The admin is right, a “personal commitment to Jesus Christ” is a little weak. I suggest replacing the phrase with “a life lived for the glory of the triune God with an absolute love and devotion to Him including striving to love Him with all their heart, all their soul, all their mind and all their strength and an acknowledgement that all things exist by Christ, for Him and to Him, He has all power and authority and is their all in all”. -— Yes that is much better!
I would suggest that in order to be a member of the Christian Club, prospective members should only be required to sign a statement of agreement with the larger Westminster Confession. Chances are that none of the Liberal Professors and Administrators would ever be able to decipher the underlying theme that this would require a REAL personal commitment to Jesus Christ.
While I subscribe to the WCF and the catechisms, it would eliminate baptists, self-aware Lutherans and most Presbyterians.
This is what Vanderbilt wrote to the head of the Muslim Brotherhood Chapter:
“Your constitution says that a member must have a personal commitment to Mohammed and to jihad.
Initially, we asked that those words be removed.
Since you have threatened to cut off our heads and sell our children into slavery, we have decided that it is absolutely OK to keep that requirement in your student chapter constitution.
OK, then the Shorter Westminster Confession. :-).
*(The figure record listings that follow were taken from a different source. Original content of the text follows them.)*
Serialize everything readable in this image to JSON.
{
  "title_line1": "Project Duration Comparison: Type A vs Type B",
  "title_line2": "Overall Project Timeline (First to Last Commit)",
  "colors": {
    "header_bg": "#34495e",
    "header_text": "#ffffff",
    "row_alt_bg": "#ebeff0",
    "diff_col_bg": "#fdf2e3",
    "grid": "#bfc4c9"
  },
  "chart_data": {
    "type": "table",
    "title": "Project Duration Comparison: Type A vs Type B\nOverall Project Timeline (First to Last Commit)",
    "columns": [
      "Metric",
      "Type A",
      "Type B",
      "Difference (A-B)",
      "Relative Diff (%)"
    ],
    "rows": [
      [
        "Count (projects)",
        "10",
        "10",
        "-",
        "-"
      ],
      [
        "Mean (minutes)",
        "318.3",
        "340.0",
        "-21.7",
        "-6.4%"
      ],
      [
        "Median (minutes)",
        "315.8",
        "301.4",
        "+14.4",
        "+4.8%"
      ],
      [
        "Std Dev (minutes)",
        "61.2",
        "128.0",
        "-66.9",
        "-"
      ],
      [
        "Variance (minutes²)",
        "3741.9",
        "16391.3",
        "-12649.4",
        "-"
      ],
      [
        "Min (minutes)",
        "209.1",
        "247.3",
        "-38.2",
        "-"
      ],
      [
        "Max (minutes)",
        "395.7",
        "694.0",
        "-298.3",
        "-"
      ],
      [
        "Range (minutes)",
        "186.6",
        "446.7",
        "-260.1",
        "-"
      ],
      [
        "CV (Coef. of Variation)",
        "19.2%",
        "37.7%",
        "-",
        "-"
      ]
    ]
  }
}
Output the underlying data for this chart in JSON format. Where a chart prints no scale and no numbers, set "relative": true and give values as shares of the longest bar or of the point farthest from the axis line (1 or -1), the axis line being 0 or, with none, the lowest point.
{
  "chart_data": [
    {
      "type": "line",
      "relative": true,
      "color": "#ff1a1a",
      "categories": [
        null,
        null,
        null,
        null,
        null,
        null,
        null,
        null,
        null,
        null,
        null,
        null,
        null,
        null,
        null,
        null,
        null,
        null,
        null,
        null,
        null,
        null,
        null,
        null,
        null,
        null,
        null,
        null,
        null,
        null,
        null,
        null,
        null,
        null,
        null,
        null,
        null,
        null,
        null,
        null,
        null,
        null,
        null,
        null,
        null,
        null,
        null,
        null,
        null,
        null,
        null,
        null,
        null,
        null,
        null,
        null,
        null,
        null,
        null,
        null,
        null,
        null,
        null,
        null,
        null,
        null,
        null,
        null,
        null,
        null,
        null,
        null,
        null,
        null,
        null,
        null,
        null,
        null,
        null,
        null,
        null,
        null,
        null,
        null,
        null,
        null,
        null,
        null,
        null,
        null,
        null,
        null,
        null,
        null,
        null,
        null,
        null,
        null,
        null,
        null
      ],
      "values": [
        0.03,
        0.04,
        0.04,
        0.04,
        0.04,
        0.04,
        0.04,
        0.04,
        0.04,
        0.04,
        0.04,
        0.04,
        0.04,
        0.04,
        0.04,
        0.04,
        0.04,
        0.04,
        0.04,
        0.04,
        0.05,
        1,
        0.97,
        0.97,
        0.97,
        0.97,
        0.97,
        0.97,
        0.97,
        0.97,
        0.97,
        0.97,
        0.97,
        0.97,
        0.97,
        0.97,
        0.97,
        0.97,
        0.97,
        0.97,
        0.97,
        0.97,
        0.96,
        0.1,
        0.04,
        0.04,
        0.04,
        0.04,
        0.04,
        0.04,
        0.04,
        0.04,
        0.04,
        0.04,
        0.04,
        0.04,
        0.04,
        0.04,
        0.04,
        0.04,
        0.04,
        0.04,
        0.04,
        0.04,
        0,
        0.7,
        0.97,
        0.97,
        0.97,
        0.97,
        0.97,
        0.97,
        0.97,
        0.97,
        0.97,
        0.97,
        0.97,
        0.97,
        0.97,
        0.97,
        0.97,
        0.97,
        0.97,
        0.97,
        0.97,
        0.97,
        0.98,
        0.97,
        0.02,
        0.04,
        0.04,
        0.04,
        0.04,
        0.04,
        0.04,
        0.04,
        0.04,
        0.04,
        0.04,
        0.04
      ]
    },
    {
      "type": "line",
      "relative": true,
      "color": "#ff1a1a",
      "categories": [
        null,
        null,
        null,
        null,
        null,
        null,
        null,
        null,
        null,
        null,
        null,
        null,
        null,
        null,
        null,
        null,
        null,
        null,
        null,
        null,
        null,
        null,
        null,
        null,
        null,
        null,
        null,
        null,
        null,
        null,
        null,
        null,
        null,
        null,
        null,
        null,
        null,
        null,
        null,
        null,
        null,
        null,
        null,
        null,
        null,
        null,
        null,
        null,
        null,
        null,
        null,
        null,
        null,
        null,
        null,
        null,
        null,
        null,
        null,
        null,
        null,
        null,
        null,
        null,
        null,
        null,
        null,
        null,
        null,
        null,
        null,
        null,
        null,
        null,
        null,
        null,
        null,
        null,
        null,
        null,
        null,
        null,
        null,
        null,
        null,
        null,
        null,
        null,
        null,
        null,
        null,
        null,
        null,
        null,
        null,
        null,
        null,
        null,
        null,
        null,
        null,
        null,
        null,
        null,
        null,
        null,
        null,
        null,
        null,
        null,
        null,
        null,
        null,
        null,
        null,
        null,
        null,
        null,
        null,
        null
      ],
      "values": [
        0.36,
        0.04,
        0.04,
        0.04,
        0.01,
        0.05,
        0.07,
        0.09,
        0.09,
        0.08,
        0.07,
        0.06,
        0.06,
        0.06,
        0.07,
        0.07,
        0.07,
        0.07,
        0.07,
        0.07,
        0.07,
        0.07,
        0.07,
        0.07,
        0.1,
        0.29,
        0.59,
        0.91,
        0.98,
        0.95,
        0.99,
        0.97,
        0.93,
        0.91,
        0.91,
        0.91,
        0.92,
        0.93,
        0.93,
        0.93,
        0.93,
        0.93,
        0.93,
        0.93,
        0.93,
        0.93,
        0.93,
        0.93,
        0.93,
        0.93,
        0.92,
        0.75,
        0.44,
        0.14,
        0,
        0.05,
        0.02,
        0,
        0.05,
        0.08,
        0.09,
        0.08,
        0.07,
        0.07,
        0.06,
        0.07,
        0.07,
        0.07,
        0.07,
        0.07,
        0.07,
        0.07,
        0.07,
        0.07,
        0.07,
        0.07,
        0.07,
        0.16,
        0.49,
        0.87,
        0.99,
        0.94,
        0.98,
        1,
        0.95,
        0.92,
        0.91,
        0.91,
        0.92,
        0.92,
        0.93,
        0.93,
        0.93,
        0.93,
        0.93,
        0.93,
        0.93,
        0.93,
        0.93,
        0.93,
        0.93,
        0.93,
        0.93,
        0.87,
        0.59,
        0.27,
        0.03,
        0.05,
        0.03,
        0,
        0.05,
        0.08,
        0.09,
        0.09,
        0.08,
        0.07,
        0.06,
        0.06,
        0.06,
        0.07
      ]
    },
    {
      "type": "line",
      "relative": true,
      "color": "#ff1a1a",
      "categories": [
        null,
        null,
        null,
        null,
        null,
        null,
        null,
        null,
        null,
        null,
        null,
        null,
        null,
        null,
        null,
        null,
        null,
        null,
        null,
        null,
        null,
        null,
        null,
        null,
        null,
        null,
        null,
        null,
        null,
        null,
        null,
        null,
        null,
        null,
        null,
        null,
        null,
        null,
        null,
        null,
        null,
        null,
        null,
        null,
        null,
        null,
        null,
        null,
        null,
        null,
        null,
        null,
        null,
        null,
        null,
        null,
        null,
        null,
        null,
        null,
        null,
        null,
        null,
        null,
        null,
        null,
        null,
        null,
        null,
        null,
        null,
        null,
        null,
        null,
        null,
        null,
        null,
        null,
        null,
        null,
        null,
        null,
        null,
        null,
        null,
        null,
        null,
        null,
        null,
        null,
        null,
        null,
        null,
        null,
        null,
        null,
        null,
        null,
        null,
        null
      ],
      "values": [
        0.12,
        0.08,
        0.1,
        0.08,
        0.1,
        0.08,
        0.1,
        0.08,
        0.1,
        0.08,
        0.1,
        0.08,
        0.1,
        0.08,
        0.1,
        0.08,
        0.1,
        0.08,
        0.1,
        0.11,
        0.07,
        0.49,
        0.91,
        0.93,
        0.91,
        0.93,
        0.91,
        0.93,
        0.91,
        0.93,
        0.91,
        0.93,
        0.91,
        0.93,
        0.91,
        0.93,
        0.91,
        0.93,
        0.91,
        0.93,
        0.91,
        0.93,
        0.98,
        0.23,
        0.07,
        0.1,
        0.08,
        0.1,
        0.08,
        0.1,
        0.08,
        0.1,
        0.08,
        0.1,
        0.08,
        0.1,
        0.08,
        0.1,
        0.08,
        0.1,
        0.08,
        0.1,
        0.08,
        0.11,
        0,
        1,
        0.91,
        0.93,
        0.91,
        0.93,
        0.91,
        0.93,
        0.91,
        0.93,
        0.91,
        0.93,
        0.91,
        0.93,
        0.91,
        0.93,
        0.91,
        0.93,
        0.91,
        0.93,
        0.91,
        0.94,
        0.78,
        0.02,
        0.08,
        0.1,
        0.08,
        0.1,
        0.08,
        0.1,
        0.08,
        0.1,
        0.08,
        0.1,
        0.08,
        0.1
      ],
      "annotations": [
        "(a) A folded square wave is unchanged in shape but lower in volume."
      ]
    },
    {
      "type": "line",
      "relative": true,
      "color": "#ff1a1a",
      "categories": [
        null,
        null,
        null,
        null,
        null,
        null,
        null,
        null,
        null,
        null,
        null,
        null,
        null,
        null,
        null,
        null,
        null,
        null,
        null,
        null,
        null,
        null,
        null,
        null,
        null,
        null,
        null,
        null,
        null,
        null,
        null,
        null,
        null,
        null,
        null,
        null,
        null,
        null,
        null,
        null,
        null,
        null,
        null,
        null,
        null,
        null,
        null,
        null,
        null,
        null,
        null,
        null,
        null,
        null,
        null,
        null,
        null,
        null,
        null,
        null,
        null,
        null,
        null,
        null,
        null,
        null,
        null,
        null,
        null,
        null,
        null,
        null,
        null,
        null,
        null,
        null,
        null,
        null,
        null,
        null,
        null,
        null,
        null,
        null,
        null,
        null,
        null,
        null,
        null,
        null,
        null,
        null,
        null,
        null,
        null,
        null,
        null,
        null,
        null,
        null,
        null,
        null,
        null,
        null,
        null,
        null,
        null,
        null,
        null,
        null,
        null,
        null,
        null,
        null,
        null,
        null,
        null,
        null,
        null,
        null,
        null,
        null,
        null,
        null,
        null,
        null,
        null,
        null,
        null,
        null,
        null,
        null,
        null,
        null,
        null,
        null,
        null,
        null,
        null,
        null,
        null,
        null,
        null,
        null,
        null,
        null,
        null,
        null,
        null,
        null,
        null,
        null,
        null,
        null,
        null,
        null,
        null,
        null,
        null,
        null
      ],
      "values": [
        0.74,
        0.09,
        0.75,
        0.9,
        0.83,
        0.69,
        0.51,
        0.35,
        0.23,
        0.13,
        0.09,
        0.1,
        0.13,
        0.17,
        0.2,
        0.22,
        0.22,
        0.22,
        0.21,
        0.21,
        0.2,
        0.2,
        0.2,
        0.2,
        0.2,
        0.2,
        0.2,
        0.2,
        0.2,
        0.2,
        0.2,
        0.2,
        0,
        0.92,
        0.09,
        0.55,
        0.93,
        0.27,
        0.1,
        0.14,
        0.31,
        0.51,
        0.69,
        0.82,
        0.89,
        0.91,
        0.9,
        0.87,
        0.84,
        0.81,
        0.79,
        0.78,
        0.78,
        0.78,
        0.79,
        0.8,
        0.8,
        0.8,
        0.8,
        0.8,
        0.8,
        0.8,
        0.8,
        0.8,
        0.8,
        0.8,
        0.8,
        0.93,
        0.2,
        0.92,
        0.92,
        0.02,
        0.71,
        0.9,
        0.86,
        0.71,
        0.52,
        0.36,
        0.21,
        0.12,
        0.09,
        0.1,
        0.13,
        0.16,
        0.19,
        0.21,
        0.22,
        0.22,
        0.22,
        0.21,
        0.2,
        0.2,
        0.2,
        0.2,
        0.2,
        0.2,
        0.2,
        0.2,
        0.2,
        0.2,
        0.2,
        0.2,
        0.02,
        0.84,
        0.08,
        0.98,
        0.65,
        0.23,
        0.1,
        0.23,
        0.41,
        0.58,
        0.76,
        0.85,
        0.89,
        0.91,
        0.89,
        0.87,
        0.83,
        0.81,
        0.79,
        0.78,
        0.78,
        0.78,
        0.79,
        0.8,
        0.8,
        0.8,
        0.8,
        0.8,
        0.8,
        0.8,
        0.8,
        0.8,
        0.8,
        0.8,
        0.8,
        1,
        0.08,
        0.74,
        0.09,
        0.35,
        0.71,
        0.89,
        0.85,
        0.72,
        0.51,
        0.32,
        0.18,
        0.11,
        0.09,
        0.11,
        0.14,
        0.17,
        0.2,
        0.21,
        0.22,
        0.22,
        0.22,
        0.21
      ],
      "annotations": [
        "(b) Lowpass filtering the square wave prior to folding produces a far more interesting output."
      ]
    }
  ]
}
Something with some teeth. Something that will confound the "wise."
That would make sense if it were a "Calvinist" club. But any "Christian" Club that would require members to sign the Westminster Confession would make about 80% of Christians ineligible for membership. Catholics wouldn't sign any document that declares the Pope is the Antichrist, and that the Roman Catholic mass is a form of idolatry. That makes as much sense as having an "Computer club" that forbids members to buy non-Apple products.
Which 1s more important, religious freedom or non-discrimination?
There will always be discrimination of some sort or another. Can I join the university woman’s softball team, since there is no men’s softball team. Can I join a sorority, if I am a guy? Can I use the men’s restroom if I am a woman? Can the Catholic group be forced to accept a Hindu as its president?
Not to mention Catholics, Orthodox, Assyrian Church of the East, and various other non-Calvinist protestants. In other words, the vast majority of practicing Christians would not be allowed to join such a "Christian" club.